Шофер спецмашины, широко открыв для продуха дверь, с удовольствием покуривал, весело посматривая на гневливую толпу, и помалкивал. Такая неутолимая жадность была ему не внове. Душа требовала продолжения спектакля, а то, что он состоится, он не сомневался.

-Не буду я за двоих отдавать столь же, сколь Пастуховы, которых пятеро, - сказала Пастушиха, как отрезала.

-Ты помнишь, друг, был такой закон: с бездетных брать налог? – спросил непробиваемый Пастухов у друга.

-Был да сплыл,  - злорадно согласился чернявый Петухов.

-Правильно. Вот и надо восстановить справедливость, хотя бы в доме, чтоб не хвастались некоторые отсутствием детей. Освободили вас, бездетных, значит, от налога, вот и оплатите за говно моих мальцов. Чай, не китаец, ты, в конце концов. – Что хотел сказать Пастухов, приплетая китайцев, никто не узнал.

Горячий Петухов перебил его.


-Платить за тебя? Щас, держи карман шире. Щас все равны перед законом. --Петухов, отдыхая от многотрудных, любовных похождений, очень любил смотреть телевизор и набираться «ящечной» премудрости. - Что до морды, то на твоей харе глаза - уже китайских будут.

-Конечно, кладовщику такая вороватая власть по мысли, - забасил громадный Пастухов, не обращая внимания на издевку, касательно узости глаз. - Воруй, не хочу.

-Не ты ли…, - не сдержался Пастухов, но вовремя прикусил язычок.

-Что замолчал, что язык-то проглотил? - засмеялись весело соседи, - колись до конца, не стесняйся. - Чего вместе наворовали?
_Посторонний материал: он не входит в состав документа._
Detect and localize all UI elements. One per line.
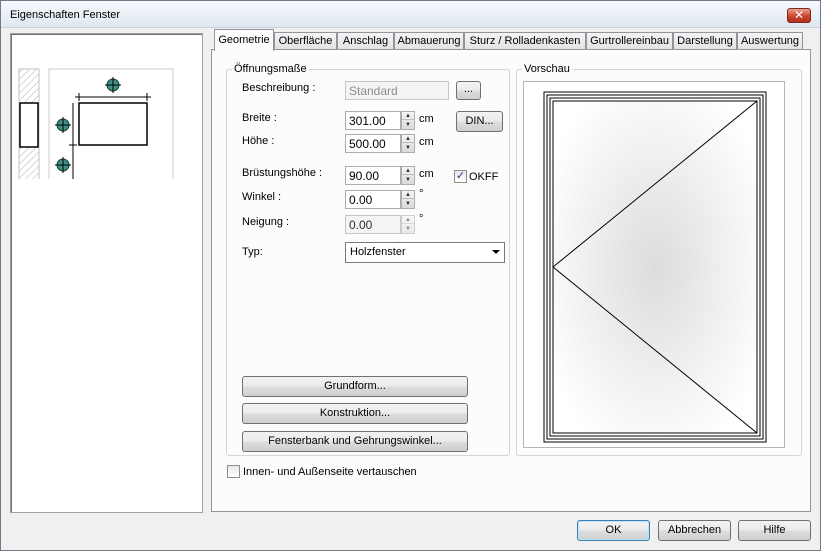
tab-gurtrollereinbau[interactable]: Gurtrollereinbau xyxy=(586,32,673,50)
swap-sides-label: Innen- und Außenseite vertauschen xyxy=(243,466,417,478)
title-bar: Eigenschaften Fenster ✕ xyxy=(1,1,820,28)
opening-group-label: Öffnungsmaße xyxy=(232,63,309,75)
left-preview-panel xyxy=(10,33,203,513)
width-label: Breite : xyxy=(242,112,277,124)
preview-group-label: Vorschau xyxy=(522,63,572,75)
window-placement-diagram xyxy=(18,68,174,179)
tilt-unit: ° xyxy=(419,213,424,225)
close-button[interactable]: ✕ xyxy=(787,8,811,23)
type-select[interactable]: Holzfenster xyxy=(345,242,505,263)
width-field[interactable]: 301.00 xyxy=(345,111,401,130)
preview-canvas xyxy=(523,81,785,448)
description-browse-button[interactable]: ... xyxy=(456,81,481,100)
type-select-value: Holzfenster xyxy=(350,246,406,258)
tab-oberflaeche[interactable]: Oberfläche xyxy=(274,32,337,50)
spin-up-icon[interactable]: ▲ xyxy=(402,167,414,175)
description-label: Beschreibung : xyxy=(242,82,316,94)
spin-down-icon[interactable]: ▼ xyxy=(402,176,414,184)
din-button[interactable]: DIN... xyxy=(456,111,503,132)
spin-up-icon[interactable]: ▲ xyxy=(402,191,414,199)
spin-down-icon[interactable]: ▼ xyxy=(402,225,414,233)
sill-height-unit: cm xyxy=(419,168,434,180)
cancel-button[interactable]: Abbrechen xyxy=(658,520,731,541)
tilt-label: Neigung : xyxy=(242,216,290,228)
fensterbank-button[interactable]: Fensterbank und Gehrungswinkel... xyxy=(242,431,468,452)
ok-button[interactable]: OK xyxy=(577,520,650,541)
tab-sturz-rolladenkasten[interactable]: Sturz / Rolladenkasten xyxy=(464,32,586,50)
tilt-field[interactable]: 0.00 xyxy=(345,215,401,234)
help-button[interactable]: Hilfe xyxy=(738,520,811,541)
angle-unit: ° xyxy=(419,188,424,200)
tilt-spinner[interactable]: ▲ ▼ xyxy=(401,215,415,234)
dialog-window: Eigenschaften Fenster ✕ Geometrie Oberfl… xyxy=(0,0,821,551)
spin-up-icon[interactable]: ▲ xyxy=(402,135,414,143)
width-unit: cm xyxy=(419,113,434,125)
spin-up-icon[interactable]: ▲ xyxy=(402,216,414,224)
spin-down-icon[interactable]: ▼ xyxy=(402,121,414,129)
okff-checkbox[interactable]: ✓ xyxy=(454,170,467,183)
grundform-button[interactable]: Grundform... xyxy=(242,376,468,397)
height-unit: cm xyxy=(419,136,434,148)
tab-geometrie[interactable]: Geometrie xyxy=(214,29,274,51)
height-spinner[interactable]: ▲ ▼ xyxy=(401,134,415,153)
dialog-footer: OK Abbrechen Hilfe xyxy=(1,516,820,550)
angle-field[interactable]: 0.00 xyxy=(345,190,401,209)
spin-down-icon[interactable]: ▼ xyxy=(402,200,414,208)
okff-label: OKFF xyxy=(469,171,499,183)
height-field[interactable]: 500.00 xyxy=(345,134,401,153)
window-elevation-drawing xyxy=(543,91,767,443)
height-label: Höhe : xyxy=(242,135,275,147)
konstruktion-button[interactable]: Konstruktion... xyxy=(242,403,468,424)
angle-label: Winkel : xyxy=(242,191,282,203)
width-spinner[interactable]: ▲ ▼ xyxy=(401,111,415,130)
angle-spinner[interactable]: ▲ ▼ xyxy=(401,190,415,209)
spin-up-icon[interactable]: ▲ xyxy=(402,112,414,120)
sill-height-label: Brüstungshöhe : xyxy=(242,167,323,179)
tab-auswertung[interactable]: Auswertung xyxy=(737,32,803,50)
tab-anschlag[interactable]: Anschlag xyxy=(337,32,394,50)
description-field[interactable]: Standard xyxy=(345,81,449,100)
tab-darstellung[interactable]: Darstellung xyxy=(673,32,737,50)
sill-height-spinner[interactable]: ▲ ▼ xyxy=(401,166,415,185)
type-label: Typ: xyxy=(242,246,263,258)
tab-abmauerung[interactable]: Abmauerung xyxy=(394,32,464,50)
swap-sides-checkbox[interactable] xyxy=(227,465,240,478)
chevron-down-icon[interactable] xyxy=(492,250,500,254)
window-title: Eigenschaften Fenster xyxy=(10,9,121,21)
sill-height-field[interactable]: 90.00 xyxy=(345,166,401,185)
spin-down-icon[interactable]: ▼ xyxy=(402,144,414,152)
Петухов зло посмотрел на дружка, но тут же одумался, сообразив, что это признание выйдет ему боком.

-Да, - словно что-то вспомнив, степенно добавил Пастухов, - ты на себя-то погляди… сверчок …черномазый.

-Ах, ты, … дубина стоеросовая, статуй лябастренный, - огнем полыхнуло из глаз налившегося кровью Петухова. Но, память о мощном кулаке, старалась спрятать его за чью-нибудь спину. 

-Чего прячешься-то? - почти любовно спросил Пастухов, плавно протягивая могучую руку к уходящему в тень дружка, – кишка тонка? Иди-ка, друже мой, поближе, я тебе отвешу сладких леденцов, сосать которые тебе, не пересосать. Век помнить будешь. – Пастухов безмятежно улыбнулся своим словам.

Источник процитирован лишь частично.